ÖZGÜR ÖZEL (Manisa) - Şahıs devletinin yaptığı, parti devletinin yatığı bir sürprizle karşı karşıyayız. Bugün de TRT yönetim kurulu değişikliği yapıldı. Öyle ki önce yönetim kurulunu 7'den 9'a çıkarıyorlar, sonra mükerrer gazete bastırarak da oraya yeni görevlendirmeler yapıyorlar, yeni koltuklar yaratıyorlar, o koltuklara yandaşları oturtuyorlar. Tabii, bugün TRT F tipi yapılanmadan henüz kurtulmuşken başka bir F tipi yapılanmanın, Fahrettin Altun'un TRT üzerine kurduğu tahakkümün ve pelikan sürüsünün TRT'ye çöküşünü yaşamaktadır. Bunların içinde çok çeşitli isimler vardır ancak Hilal Kaplan Öğüt gibi bugünkü F tipi yapılanmanın oturttuğu, geçmiş F tipi yapılanmaya övgü düzen, övgü düzen cumhuriyetle, kazanımlarıyla sorunları olan…

(Mikrofon otomatik cihaz tarafından kapatıldı)

BAŞKAN - Buyursunlar Sayın Başkan.

ÖZGÜR ÖZEL (Manisa) - …her muhalif siyasetçiye ağzına geldiği sözü söyleyen, bugünkü Adalet ve Kalkınma Partisinin Genel Başkanı dışında burada grubu bulunan bütün partilerin genel başkanlarına saldıran, geçmişte saldırmış ve bugün saldırmakta olan bir troliçeyi, trollerin kraliçesi troliçeyi oraya atadılar. Bu ayıp, Cumhurbaşkanlığı yönetim sistemine de, bu yeni rejime de yakışan bir ayıptır, tam da nasıl bir rejim içinde olduğumuzu gösteren bir ayıptır. TRT, kamu yayıncılığını terk etmiştir. Hepimizin vergilerinden ödenen, vatandaşın bandrolüyle ödenen maaşları, böylesine trollere, böylesine SETA'ya, pelikan yapılanmasına arpalık hâline getirilmiştir. Cumhuriyet Halk Partisi 2'nci partidir, ana muhalefet partisidir.

(Mikrofon otomatik cihaz tarafından kapatıldı)

BAŞKAN - Buyurunuz efendim.

ÖZGÜR ÖZEL (Manisa) - İktidar partisinin grup konuşmaları a'dan z'ye, baştan sona verilmektedir, bizimki 11 ila 14 dakika, diğer muhalefet partileri de öyle ama MHP'ninki tam verilmektedir, HDP'nin de hiç verilmemektedir. Nasıl bir kurumdur ki bu, neye göre yapıyorsunuz? Sandalye sayısına göreyse, orayı bir saat verenin, Cumhuriyet Halk Partisi 40 dakika vermesi lazım, buna göre oranlanacak ama MHP ile AKP tam, geri kalanlar çok düşük ya da hiç; bu nasıl kabul edilebilir, nasıl izah ediyorlar?

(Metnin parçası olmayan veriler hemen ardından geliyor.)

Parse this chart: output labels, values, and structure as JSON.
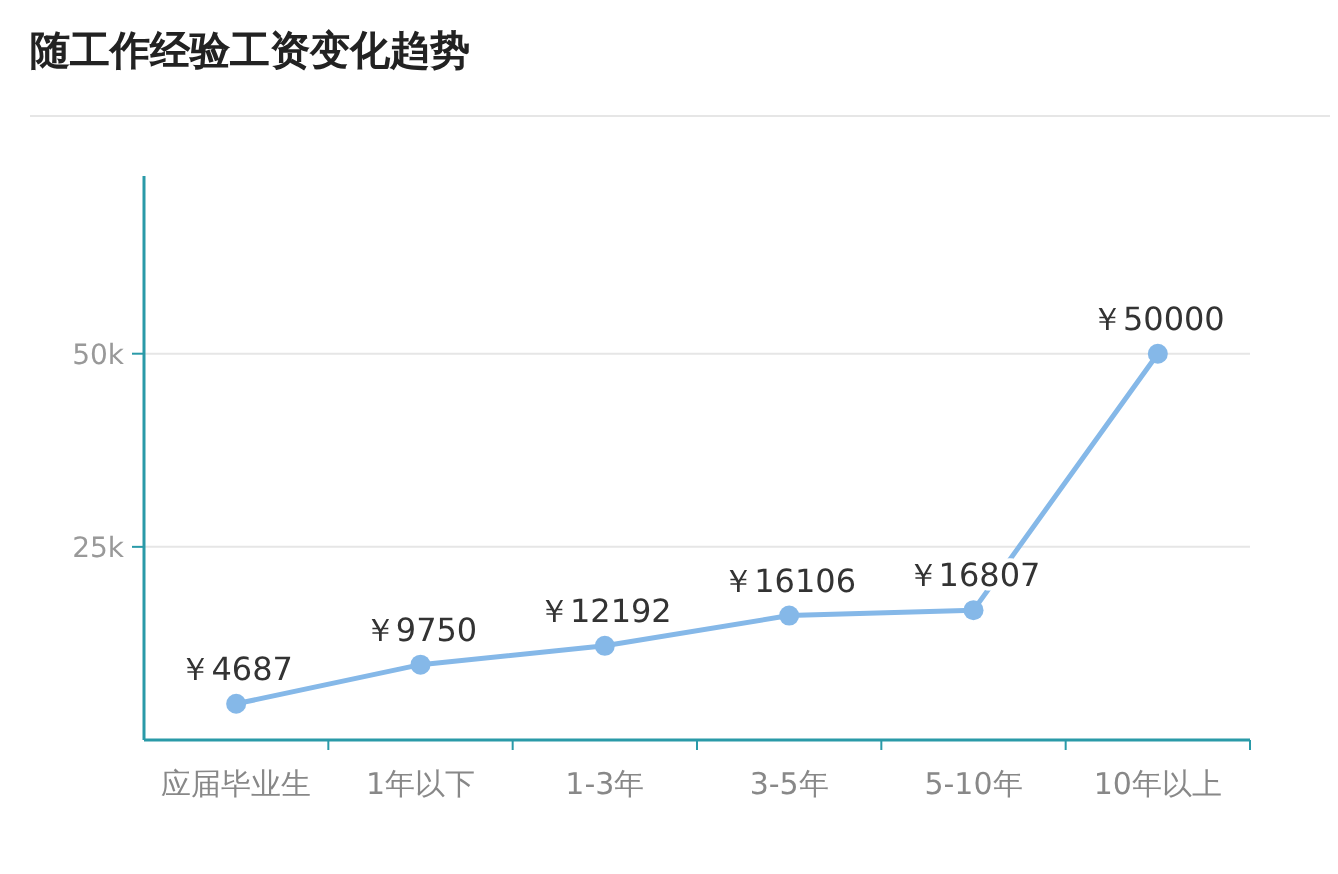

15 Temmuza geldiğimizde, bir 15 Temmuz anımı paylaşayım Sayın Başkan: Önce burada karşı çıktık, sonra, bombalardan sonra sığınağa indik. Sığınak, sığınak değilmiş zaten, bir bodrum katı. Su yok, 3 arkadaş su bulmaya çıktık karanlıkta. Meclis Başkanımızın bir koruma müdürü tarif etti nerede bulabileceğimizi.

(Mikrofon otomatik cihaz tarafından kapatıldı)

BAŞKAN - Devam ediniz efendim.

ÖZGÜR ÖZEL (Manisa) - "Lokantadan önceki, sağdaki son kapı." dedi, karanlıkta el yordamıyla kapıyı bulduk, kapalı tabii, suya ulaşacağız diye kapıyı kırdık, içeri girdik TRT stüdyosu varmış, şaştım kaldım, beş yıldır milletvekiliydim, ilk kez stüdyoyu gördüm. Depo bir kapı ilerideymiş, suyumuzu aldık geldik. Ertesi gün TRT o stüdyoya çağırdı beni, dedi ki: "Hiçbir şey eskisi gibi olmayacak." O günden bugüne daha o stüdyoya hâlâ girmedik. Darbe gecesi herkesin aklı başına geliyor ama daha sonra yine aynı antidemokratik tutumlar sürüyor.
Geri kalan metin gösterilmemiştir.